First, Plaintiff asserts that the Administrative Law Judge erroneously relied on the testimony of the vocational expert, because the hypothetical question he posed to the vocational expert did not include a limitation based on Plaintiff's limited English skills. A vocational expert's testimony can stand as substantial evidence supporting the Administrative Law Judge's decision if the hypothetical questions he answers fairly describe the claimant's limitations. Embrey v. Bowen, 849 F.2d 418, 422 (9th Cir. 1988). Moreover, a hypothetical question which asks the vocational expert to credit a specific portion of the record adequately incorporates limitations which that portion of the record addresses, without the need for the Administrative Law Judge to spell them out. Thomas v. Barnhart, 278 F.3d 947, 956 (9th Cir. 2002). Here, the Administrative Law Judge established on the record that the vocational expert had been present during Plaintiff's testimony [AR 54], and it was during that testimony that Plaintiff stated that she had completed only the sixth grade, and that was in Mexico. [AR 30-31] The administrative hearing was conducted with a Spanish-speaking interpreter [AR 29], so it was clear that Plaintiff's English language skills were limited, and Plaintiff herself testified that she could not read or write English, and only could say a few words. [AR 31] Thus, all this information was before the vocational expert at the time that she testified, and the Administrative Law Judge's hypothetical question asked the vocational expert to assume a person of Plaintiff's education and background. [AR 55] Thus, it is clear that the language limitation was well within the understanding of the vocational expert when she testified, and therefore there is no merit to Plaintiff's first argument.

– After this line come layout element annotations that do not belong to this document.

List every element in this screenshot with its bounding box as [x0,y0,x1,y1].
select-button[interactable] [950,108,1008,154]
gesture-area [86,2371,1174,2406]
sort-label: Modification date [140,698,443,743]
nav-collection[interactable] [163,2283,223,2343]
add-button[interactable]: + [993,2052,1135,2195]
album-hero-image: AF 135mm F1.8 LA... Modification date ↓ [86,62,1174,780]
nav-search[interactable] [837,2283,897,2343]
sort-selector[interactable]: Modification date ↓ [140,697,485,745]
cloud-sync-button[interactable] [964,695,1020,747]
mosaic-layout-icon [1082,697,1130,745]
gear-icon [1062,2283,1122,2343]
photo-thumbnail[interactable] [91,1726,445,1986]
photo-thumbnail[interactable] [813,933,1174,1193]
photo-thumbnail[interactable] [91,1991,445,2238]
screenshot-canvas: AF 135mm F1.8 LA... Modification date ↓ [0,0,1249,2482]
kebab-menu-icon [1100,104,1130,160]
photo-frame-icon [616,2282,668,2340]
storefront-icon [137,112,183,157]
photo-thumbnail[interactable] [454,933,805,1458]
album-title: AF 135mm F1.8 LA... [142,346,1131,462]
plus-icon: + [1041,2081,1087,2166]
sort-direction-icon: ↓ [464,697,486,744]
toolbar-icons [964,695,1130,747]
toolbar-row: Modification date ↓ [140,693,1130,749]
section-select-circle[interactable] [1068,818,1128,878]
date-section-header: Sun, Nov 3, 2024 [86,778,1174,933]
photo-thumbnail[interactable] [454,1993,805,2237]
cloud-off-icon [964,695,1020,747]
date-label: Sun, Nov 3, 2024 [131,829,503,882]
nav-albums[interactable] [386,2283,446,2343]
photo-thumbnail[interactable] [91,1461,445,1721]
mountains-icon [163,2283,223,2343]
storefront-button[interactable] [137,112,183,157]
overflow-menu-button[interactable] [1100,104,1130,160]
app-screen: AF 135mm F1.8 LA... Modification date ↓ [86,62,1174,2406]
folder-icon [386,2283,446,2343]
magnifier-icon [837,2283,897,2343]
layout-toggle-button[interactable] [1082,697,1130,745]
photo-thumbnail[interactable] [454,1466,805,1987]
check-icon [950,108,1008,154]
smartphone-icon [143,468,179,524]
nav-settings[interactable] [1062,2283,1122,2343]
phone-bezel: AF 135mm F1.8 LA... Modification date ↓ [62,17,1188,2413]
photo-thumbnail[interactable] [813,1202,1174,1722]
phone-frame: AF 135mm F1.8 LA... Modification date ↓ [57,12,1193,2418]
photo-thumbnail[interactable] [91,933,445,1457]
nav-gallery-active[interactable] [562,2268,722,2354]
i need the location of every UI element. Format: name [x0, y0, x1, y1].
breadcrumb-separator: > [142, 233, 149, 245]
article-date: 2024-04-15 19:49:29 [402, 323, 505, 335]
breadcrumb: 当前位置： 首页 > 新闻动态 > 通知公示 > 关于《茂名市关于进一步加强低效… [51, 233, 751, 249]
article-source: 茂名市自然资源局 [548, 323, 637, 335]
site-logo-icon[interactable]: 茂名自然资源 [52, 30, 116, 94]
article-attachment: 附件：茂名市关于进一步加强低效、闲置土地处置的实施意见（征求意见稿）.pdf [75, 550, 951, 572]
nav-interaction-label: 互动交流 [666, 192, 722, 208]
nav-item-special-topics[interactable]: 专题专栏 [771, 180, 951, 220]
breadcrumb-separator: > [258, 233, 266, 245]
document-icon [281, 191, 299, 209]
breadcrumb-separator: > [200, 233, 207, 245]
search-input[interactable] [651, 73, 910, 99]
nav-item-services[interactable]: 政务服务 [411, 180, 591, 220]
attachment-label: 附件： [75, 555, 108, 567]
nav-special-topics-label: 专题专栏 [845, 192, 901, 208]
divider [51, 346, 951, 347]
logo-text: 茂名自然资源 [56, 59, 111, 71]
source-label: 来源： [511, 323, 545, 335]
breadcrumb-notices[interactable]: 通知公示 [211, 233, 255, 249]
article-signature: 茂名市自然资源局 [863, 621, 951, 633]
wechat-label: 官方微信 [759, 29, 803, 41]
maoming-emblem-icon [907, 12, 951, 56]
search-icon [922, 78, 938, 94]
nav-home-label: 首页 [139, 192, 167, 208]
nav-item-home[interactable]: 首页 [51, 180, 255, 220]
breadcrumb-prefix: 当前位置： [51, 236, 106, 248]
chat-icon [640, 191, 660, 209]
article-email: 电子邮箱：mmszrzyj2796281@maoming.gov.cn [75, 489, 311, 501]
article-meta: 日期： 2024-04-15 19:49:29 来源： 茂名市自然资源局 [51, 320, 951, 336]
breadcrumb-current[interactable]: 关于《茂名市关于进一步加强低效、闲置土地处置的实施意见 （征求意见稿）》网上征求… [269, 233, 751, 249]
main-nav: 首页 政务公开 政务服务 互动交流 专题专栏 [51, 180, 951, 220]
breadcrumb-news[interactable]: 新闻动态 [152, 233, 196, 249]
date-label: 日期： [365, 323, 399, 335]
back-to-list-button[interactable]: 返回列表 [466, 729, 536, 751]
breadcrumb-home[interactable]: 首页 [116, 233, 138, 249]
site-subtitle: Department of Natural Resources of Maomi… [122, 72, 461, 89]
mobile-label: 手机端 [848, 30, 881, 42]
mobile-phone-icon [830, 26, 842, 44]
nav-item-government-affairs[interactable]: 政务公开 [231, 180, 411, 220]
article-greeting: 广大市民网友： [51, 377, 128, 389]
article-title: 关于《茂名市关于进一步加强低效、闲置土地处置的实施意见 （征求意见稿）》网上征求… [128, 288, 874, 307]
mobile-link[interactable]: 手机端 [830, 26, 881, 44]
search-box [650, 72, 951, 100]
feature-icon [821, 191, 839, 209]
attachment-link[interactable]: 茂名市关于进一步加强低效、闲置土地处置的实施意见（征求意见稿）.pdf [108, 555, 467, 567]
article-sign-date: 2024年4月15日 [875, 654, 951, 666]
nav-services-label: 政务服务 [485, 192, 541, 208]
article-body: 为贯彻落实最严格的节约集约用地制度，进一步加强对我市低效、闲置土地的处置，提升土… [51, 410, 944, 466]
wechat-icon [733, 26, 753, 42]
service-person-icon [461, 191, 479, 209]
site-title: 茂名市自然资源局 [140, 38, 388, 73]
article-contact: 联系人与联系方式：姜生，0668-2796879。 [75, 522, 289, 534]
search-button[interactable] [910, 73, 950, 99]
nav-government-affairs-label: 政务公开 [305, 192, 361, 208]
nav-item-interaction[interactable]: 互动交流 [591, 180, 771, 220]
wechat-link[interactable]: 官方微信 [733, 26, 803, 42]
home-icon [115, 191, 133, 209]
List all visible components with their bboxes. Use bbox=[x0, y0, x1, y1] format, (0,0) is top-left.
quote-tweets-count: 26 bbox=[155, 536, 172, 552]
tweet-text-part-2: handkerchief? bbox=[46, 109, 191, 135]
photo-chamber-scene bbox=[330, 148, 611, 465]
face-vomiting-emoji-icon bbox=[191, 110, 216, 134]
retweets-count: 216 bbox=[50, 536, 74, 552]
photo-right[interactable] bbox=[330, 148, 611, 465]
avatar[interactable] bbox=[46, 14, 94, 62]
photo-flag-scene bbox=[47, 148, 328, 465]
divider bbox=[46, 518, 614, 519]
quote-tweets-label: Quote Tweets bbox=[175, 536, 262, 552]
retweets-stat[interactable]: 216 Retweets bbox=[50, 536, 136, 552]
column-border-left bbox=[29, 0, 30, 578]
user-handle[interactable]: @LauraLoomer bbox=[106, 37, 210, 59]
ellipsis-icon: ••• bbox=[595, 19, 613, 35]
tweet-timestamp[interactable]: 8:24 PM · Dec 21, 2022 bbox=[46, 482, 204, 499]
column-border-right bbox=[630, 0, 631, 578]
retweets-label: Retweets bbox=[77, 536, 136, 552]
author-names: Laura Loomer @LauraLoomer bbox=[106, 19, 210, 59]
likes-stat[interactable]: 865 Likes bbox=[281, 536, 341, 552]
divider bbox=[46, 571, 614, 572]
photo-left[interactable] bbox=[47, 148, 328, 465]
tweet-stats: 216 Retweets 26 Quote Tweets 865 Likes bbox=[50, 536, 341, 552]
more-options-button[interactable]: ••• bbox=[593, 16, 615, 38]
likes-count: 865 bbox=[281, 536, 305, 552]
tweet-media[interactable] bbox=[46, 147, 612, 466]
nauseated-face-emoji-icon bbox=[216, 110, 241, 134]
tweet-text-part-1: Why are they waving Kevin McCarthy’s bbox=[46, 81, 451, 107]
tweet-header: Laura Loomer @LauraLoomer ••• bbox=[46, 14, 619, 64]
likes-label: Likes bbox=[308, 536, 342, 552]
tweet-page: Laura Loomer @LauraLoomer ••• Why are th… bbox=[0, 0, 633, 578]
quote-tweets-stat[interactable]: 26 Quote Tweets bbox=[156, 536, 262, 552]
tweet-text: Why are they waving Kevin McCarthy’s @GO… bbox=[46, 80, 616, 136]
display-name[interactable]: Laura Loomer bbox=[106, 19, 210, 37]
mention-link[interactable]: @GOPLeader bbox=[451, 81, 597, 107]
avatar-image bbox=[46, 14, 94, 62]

Plaintiff's second argument is that the Administrative Law Judge erred in rejecting Plaintiff's own testimony. An Administrative Law Judge is entitled to use ordinary techniques of credibility evaluation, Fair v. Bowen, 885 F.2d 597, 604 n.5 (1989). Here, the Administrative Law Judge relied on the fact that there was little objective evidence of any limitations beyond those she imposed, and that Plaintiff's statements were inconsistent. [AR 21-22] These are valid bases for disbelieving a claimant. Rollins v. Massanari, 261 F. 3d 853, 857 (9th Cir. 2001); Bunnell v. Sullivan, 947 F.2d 341 (9th Cir. 1991) (en banc). There was no documentation in the opthamologists' records of any problem with Plaintiff's other eye. As for her claim that she was severely depressed, there was no medical record indicating depression, and certainly not severe depression. There was an indication that Plaintiff took an anti-anxiety medication (but, according to her own written statement, only on an as-needed basis [AR 152]), and the Administrative Law Judge noted the anti-anxiety medication, but correctly noted that it was not an anti-depressant. [AR 22] Plaintiff now asserts that the Administrative Law Judge should have developed the record further, but that responsibility arises only when the record is ambiguous or insufficient to support a decision, Mayes v. Massanari, 276 F.3d 453,459-60 (9th Cir. 2001) (citing Tonapetyan v. Halter, 242 F.3d 1144, 1150 (9th Cir. 2001), factors that are not true here. The Administrative Law Judge also noted that Plaintiff could perform a wide range of household chores, and correctly noted that there was no record evidence to support that any slowing-down in performing these chores meant that Plaintiff's impairments were disabling. [AR 22] The Administrative Law Judge was measured in her assessment of Plaintiff's credibility, and did not err.
Neither of Plaintiff's arguments justifies relief. In accordance with the foregoing, therefore, the decision of the Commissioner is affirmed.